Since you do not practice law for the firm, are not a partner or stockholder of the firm, and are not an employee of the firm, we do not believe you have a contractual relationship with the clients of the firm (some of whom could be property owners involved in some stage of condemnation matters with the Department), as discussed in CEO 88-63, 80-79, and other opinions. Rather, we believe that your relationship with the firm constitutes an "of counsel" status within the reasoning of CEO 74-55 whereby you do not have a contractual relationship with the firm's clients by virtue of being a "member" of the firm. Further, we find that the clients of the firm involved in condemnation matters, even if you had a contractual relationship with them, are not doing business with the Department, because a public taking of property lacks the true voluntariness of agreement necessary to constitute "doing business." See CEO 78-8 and CEO 76-7. In addition, even if you were deemed to have a contractual relationship with the firm's eminent domain clients, and even if the clients were deemed to be doing business with or subject to the regulation of the Department, the Department is not your agency, but, rather, an executive department of State government separate and distinct from the Commission, under the Code of Ethics definition of "agency" which provides:
'Agency' means any state, regional, county, local or municipal government entity of this state, whether executive, judicial, or legislative; any department, division, bureau, commission, authority, or political subdivision of this state therein; or any public school, community college, or state university. [Section 112.312(2), Florida Statutes.]
We therefore find no prohibited conflict under the first provision of Section 112.313(7)(a).
In order for a prohibited conflict to be present under the second provision of Section 112.313(7)(a), the public officer or employee must have public duties of a nature and extent such that the officer or employee could be tempted to compromise those duties in favor of his private interests. See Zerweck v. State Commission on Ethics, 409 So.2d 57 (Fla. 4th DCA 1982).
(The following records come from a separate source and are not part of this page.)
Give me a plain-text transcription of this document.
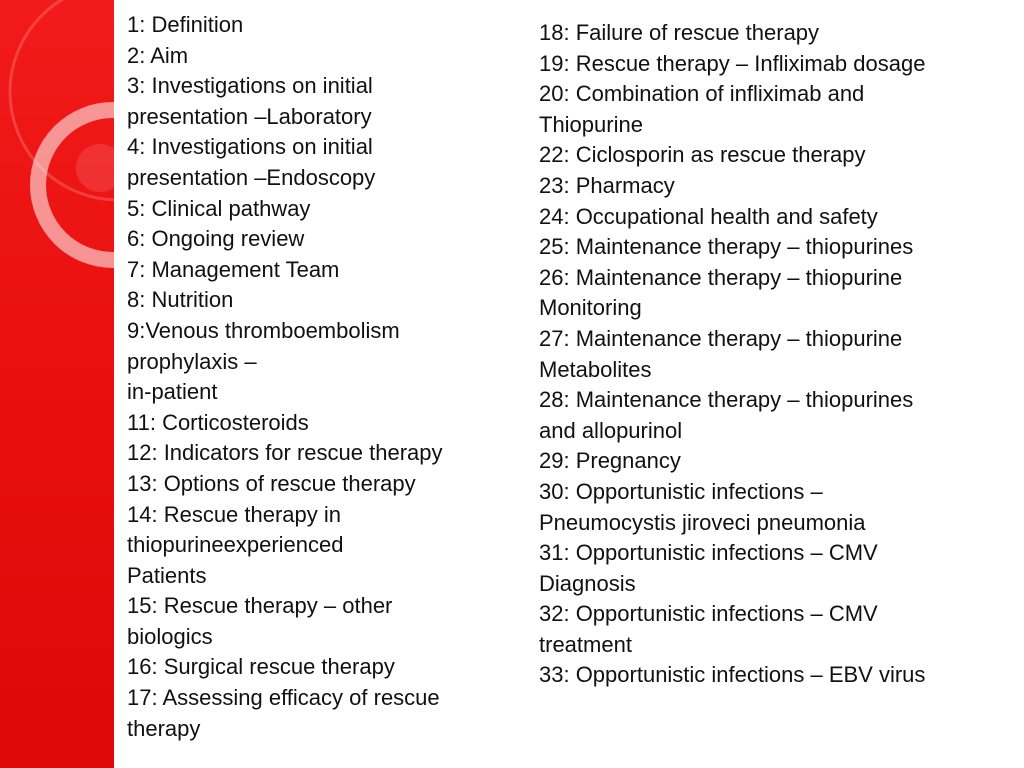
1: Definition
2: Aim
3: Investigations on initial
presentation –Laboratory
4: Investigations on initial
presentation –Endoscopy
5: Clinical pathway
6: Ongoing review
7: Management Team
8: Nutrition
9:Venous thromboembolism
prophylaxis –
in-patient
11: Corticosteroids
12: Indicators for rescue therapy
13: Options of rescue therapy
14: Rescue therapy in
thiopurineexperienced
Patients
15: Rescue therapy – other
biologics
16: Surgical rescue therapy
17: Assessing efficacy of rescue
therapy
18: Failure of rescue therapy
19: Rescue therapy – Infliximab dosage
20: Combination of infliximab and
Thiopurine
22: Ciclosporin as rescue therapy
23: Pharmacy
24: Occupational health and safety
25: Maintenance therapy – thiopurines
26: Maintenance therapy – thiopurine
Monitoring
27: Maintenance therapy – thiopurine
Metabolites
28: Maintenance therapy – thiopurines
and allopurinol
29: Pregnancy
30: Opportunistic infections –
Pneumocystis jiroveci pneumonia
31: Opportunistic infections – CMV
Diagnosis
32: Opportunistic infections – CMV
treatment
33: Opportunistic infections – EBV virus
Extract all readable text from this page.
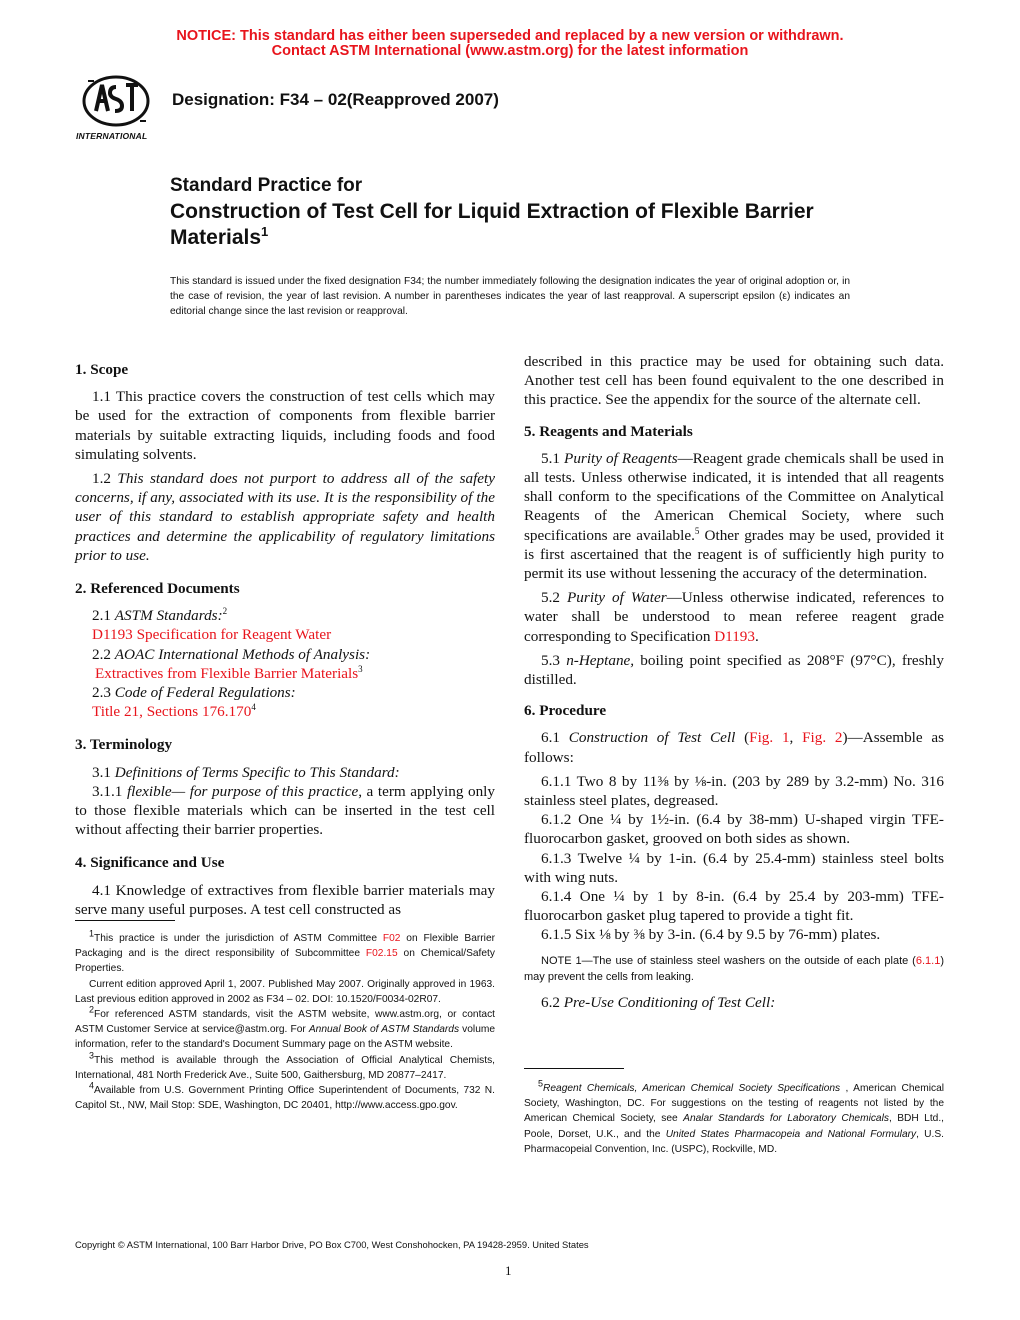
NOTICE: This standard has either been superseded and replaced by a new version or withdrawn.
Contact ASTM International (www.astm.org) for the latest information
INTERNATIONAL
Designation: F34 – 02(Reapproved 2007)
Standard Practice for
Construction of Test Cell for Liquid Extraction of Flexible Barrier Materials$^1$
This standard is issued under the fixed designation F34; the number immediately following the designation indicates the year of original adoption or, in the case of revision, the year of last revision. A number in parentheses indicates the year of last reapproval. A superscript epsilon (ε) indicates an editorial change since the last revision or reapproval.
1. Scope

1.1 This practice covers the construction of test cells which may be used for the extraction of components from flexible barrier materials by suitable extracting liquids, including foods and food simulating solvents.

1.2 This standard does not purport to address all of the safety concerns, if any, associated with its use. It is the responsibility of the user of this standard to establish appropriate safety and health practices and determine the applicability of regulatory limitations prior to use.

2. Referenced Documents

2.1 ASTM Standards:$^2$

D1193 Specification for Reagent Water

2.2 AOAC International Methods of Analysis:

Extractives from Flexible Barrier Materials$^3$

2.3 Code of Federal Regulations:

Title 21, Sections 176.170$^4$

3. Terminology

3.1 Definitions of Terms Specific to This Standard:

3.1.1 flexible— for purpose of this practice, a term applying only to those flexible materials which can be inserted in the test cell without affecting their barrier properties.

4. Significance and Use

4.1 Knowledge of extractives from flexible barrier materials may serve many useful purposes. A test cell constructed as

$^1$This practice is under the jurisdiction of ASTM Committee F02 on Flexible Barrier Packaging and is the direct responsibility of Subcommittee F02.15 on Chemical/Safety Properties.

Current edition approved April 1, 2007. Published May 2007. Originally approved in 1963. Last previous edition approved in 2002 as F34 – 02. DOI: 10.1520/F0034-02R07.

$^2$For referenced ASTM standards, visit the ASTM website, www.astm.org, or contact ASTM Customer Service at service@astm.org. For Annual Book of ASTM Standards volume information, refer to the standard's Document Summary page on the ASTM website.

$^3$This method is available through the Association of Official Analytical Chemists, International, 481 North Frederick Ave., Suite 500, Gaithersburg, MD 20877–2417.

$^4$Available from U.S. Government Printing Office Superintendent of Documents, 732 N. Capitol St., NW, Mail Stop: SDE, Washington, DC 20401, http://www.access.gpo.gov.

described in this practice may be used for obtaining such data. Another test cell has been found equivalent to the one described in this practice. See the appendix for the source of the alternate cell.

5. Reagents and Materials

5.1 Purity of Reagents—Reagent grade chemicals shall be used in all tests. Unless otherwise indicated, it is intended that all reagents shall conform to the specifications of the Committee on Analytical Reagents of the American Chemical Society, where such specifications are available.$^5$ Other grades may be used, provided it is first ascertained that the reagent is of sufficiently high purity to permit its use without lessening the accuracy of the determination.

5.2 Purity of Water—Unless otherwise indicated, references to water shall be understood to mean referee reagent grade corresponding to Specification D1193.

5.3 n-Heptane, boiling point specified as 208°F (97°C), freshly distilled.

6. Procedure

6.1 Construction of Test Cell (Fig. 1, Fig. 2)—Assemble as follows:

6.1.1 Two 8 by 11⅜ by ⅛-in. (203 by 289 by 3.2-mm) No. 316 stainless steel plates, degreased.

6.1.2 One ¼ by 1½-in. (6.4 by 38-mm) U-shaped virgin TFE-fluorocarbon gasket, grooved on both sides as shown.

6.1.3 Twelve ¼ by 1-in. (6.4 by 25.4-mm) stainless steel bolts with wing nuts.

6.1.4 One ¼ by 1 by 8-in. (6.4 by 25.4 by 203-mm) TFE-fluorocarbon gasket plug tapered to provide a tight fit.

6.1.5 Six ⅛ by ⅜ by 3-in. (6.4 by 9.5 by 76-mm) plates.

NOTE 1—The use of stainless steel washers on the outside of each plate (6.1.1) may prevent the cells from leaking.

6.2 Pre-Use Conditioning of Test Cell:

$^5$Reagent Chemicals, American Chemical Society Specifications , American Chemical Society, Washington, DC. For suggestions on the testing of reagents not listed by the American Chemical Society, see Analar Standards for Laboratory Chemicals, BDH Ltd., Poole, Dorset, U.K., and the United States Pharmacopeia and National Formulary, U.S. Pharmacopeial Convention, Inc. (USPC), Rockville, MD.

Copyright © ASTM International, 100 Barr Harbor Drive, PO Box C700, West Conshohocken, PA 19428-2959. United States
1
We find that your public duties, as represented by you in this opinion's factual recital, do not constitute such duties. The statutory admonition to the Commission to not involve itself in the day-to-day functions of the Department, its inability to affect or influence the outcome of particular condemnation proceedings, its inability to select specific transportation routes, its lack of budgetary or personnel control over the Department (the separate agency whose actions actually have the potential to affect eminent domain clients of the firm), and its role as a body which suggests and evaluates matters of broad policy all point to the duties of the Commission being of the type which are not susceptible to compromise in favor of clients of the firm.
Further, since you would not personally be representing clients, and since you are not a partner or associate of the law firm, we find that your serving on the Commission would not necessitate your filing our Form 2 (Quarterly Client Disclosure) regarding clients represented for a fee or commission at the State level of government. See Section 112.3145(4), Florida Statutes, and CEO 74-55.
Accordingly, under the factual scenario contained herein, we find that a prohibited conflict of interests would not be created were you to be confirmed to and serve on the Florida Transportation Commission while having an "of counsel" relationship with a law firm which represents eminent domain clients involved in actions or proceedings of the Department of Transportation.